SUPERTFZ DECO.5また、音量をアップしても一次曲線的なゲインコントロールを実現しており、多少駆動力を必要とするヘッドホンでも実用的な出力を確保出来ます。一般的に低電力大出力のアンプチップというとスマートフォンや小型DAPなどに搭載されるデジタルアンプのような二次曲線的で音量を上げるほど大きい歪みを発生させるパターンが多いのですが、複合モジュールのようなアンプ部を持たないDACである「CS43198」による、より高性能のアンプを組み合わせるができるメリットを発揮していると思われます。
さらに同様の「CS43198」チップを搭載している既存の他社製品と比べ、透明感が非常に高く、また高い駆動力を併せ持つことでニュートラルで滑らかだが非常にハッキリしていて鮮やかなサウンドを実現している点はSUPERTFZ製のイヤホンとの相性も良く、一般的にも使いやすいサウンドといえるでしょう。


■ まとめ

というわけで、「SUPERTFZ DECO.5」は1万円台の小型オーディオアダプターとしてはかなり実用性の高いアイテムという印象でした。
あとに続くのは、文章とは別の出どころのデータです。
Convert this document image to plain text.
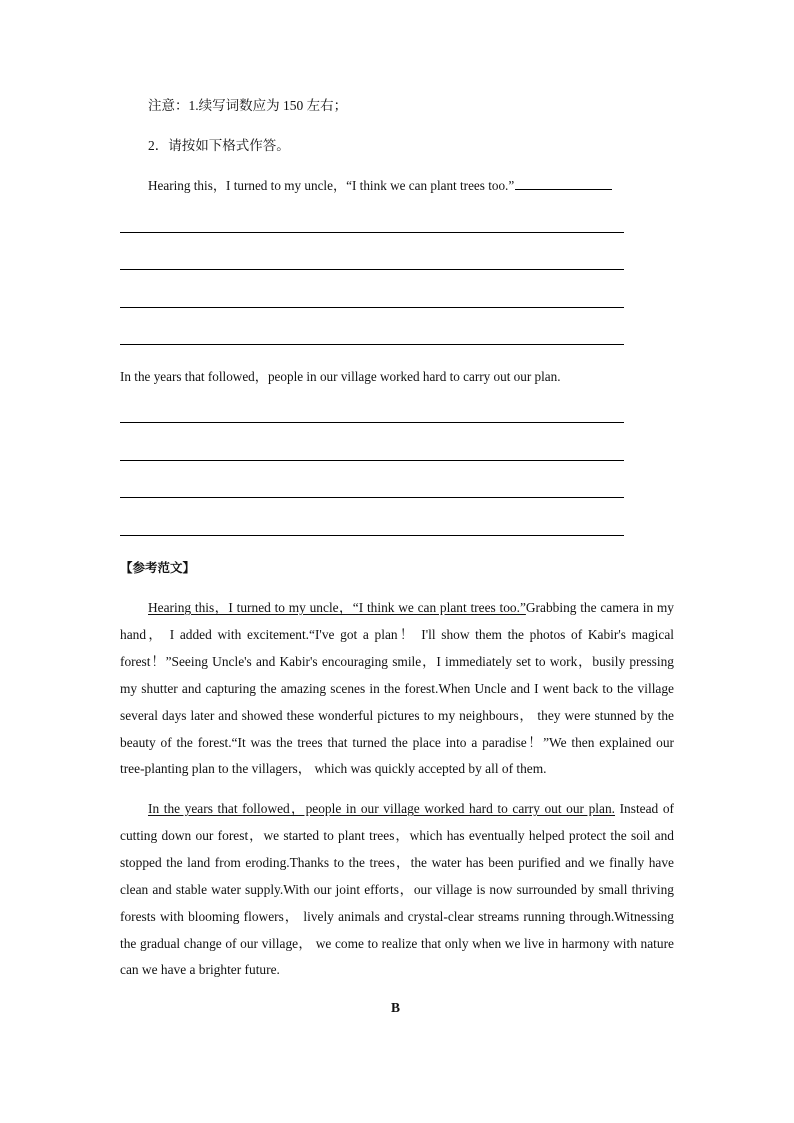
注意：1.续写词数应为 150 左右；
2．请按如下格式作答。
Hearing this，I turned to my uncle，“I think we can plant trees too.”
In the years that followed，people in our village worked hard to carry out our plan.
【参考范文】
Hearing this，I turned to my uncle，“I think we can plant trees too.”Grabbing the camera in my hand， I added with excitement.“I've got a plan！ I'll show them the photos of Kabir's magical forest！”Seeing Uncle's and Kabir's encouraging smile，I immediately set to work，busily pressing my shutter and capturing the amazing scenes in the forest.When Uncle and I went back to the village several days later and showed these wonderful pictures to my neighbours， they were stunned by the beauty of the forest.“It was the trees that turned the place into a paradise！”We then explained our tree-planting plan to the villagers， which was quickly accepted by all of them.
In the years that followed，people in our village worked hard to carry out our plan. Instead of cutting down our forest，we started to plant trees，which has eventually helped protect the soil and stopped the land from eroding.Thanks to the trees，the water has been purified and we finally have clean and stable water supply.With our joint efforts，our village is now surrounded by small thriving forests with blooming flowers， lively animals and crystal-clear streams running through.Witnessing the gradual change of our village， we come to realize that only when we live in harmony with nature can we have a brighter future.
B
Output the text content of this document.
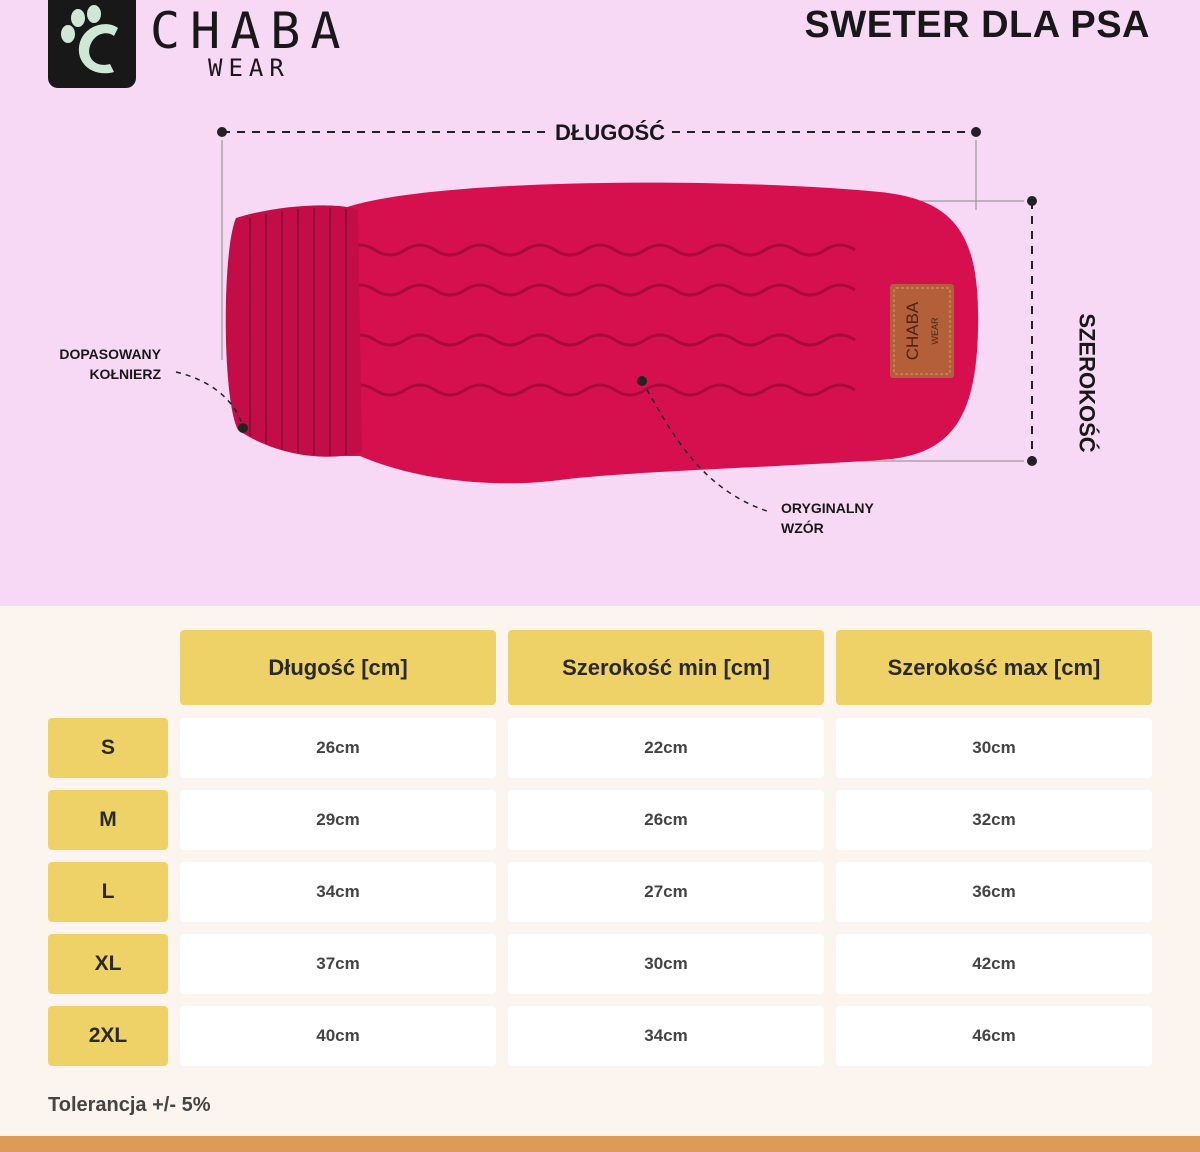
CHABA
WEAR
SWETER DLA PSA
CHABA WEAR
DŁUGOŚĆ
SZEROKOŚĆ
DOPASOWANY
KOŁNIERZ
ORYGINALNY
WZÓR
Długość [cm]	Szerokość min [cm]	Szerokość max [cm]
S	26cm	22cm	30cm
M	29cm	26cm	32cm
L	34cm	27cm	36cm
XL	37cm	30cm	42cm
2XL	40cm	34cm	46cm
Tolerancja +/- 5%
シンプルで落ち着いたデザインの金属製のボディは耐久性にも優れ、どのような場面でも違和かなく使えるため、普段使いアイテムとしてガンガン利用する用途にも最適でしょう。お手頃価格で音の良いオーディオアダプターを検討している方には良い選択肢のひとつになると思います。
SUPERTFZ DECO.5ウィークポイントをあえて挙げるとすると、「AQUARIUS」のレビューでも記載した通り、やっぱりもろテ○ファ○ーなパッケージは、元ネタをよく知っている方の場合のリアクションは両極端の可能性があります。好意的というか寛容に捉える方もいるいっぽうで、ウチの奥さんとかは普通に引いてました(汗)。「AQUARIUS」もそうでしたが製品以外のところでの「やらかし」はTFZのお家芸とはいえやっぱり気になりますね。
とはいえどちらの製品も完成度は高く価格的にも手頃ですので、十分にお勧めできると思いますよ(^^)。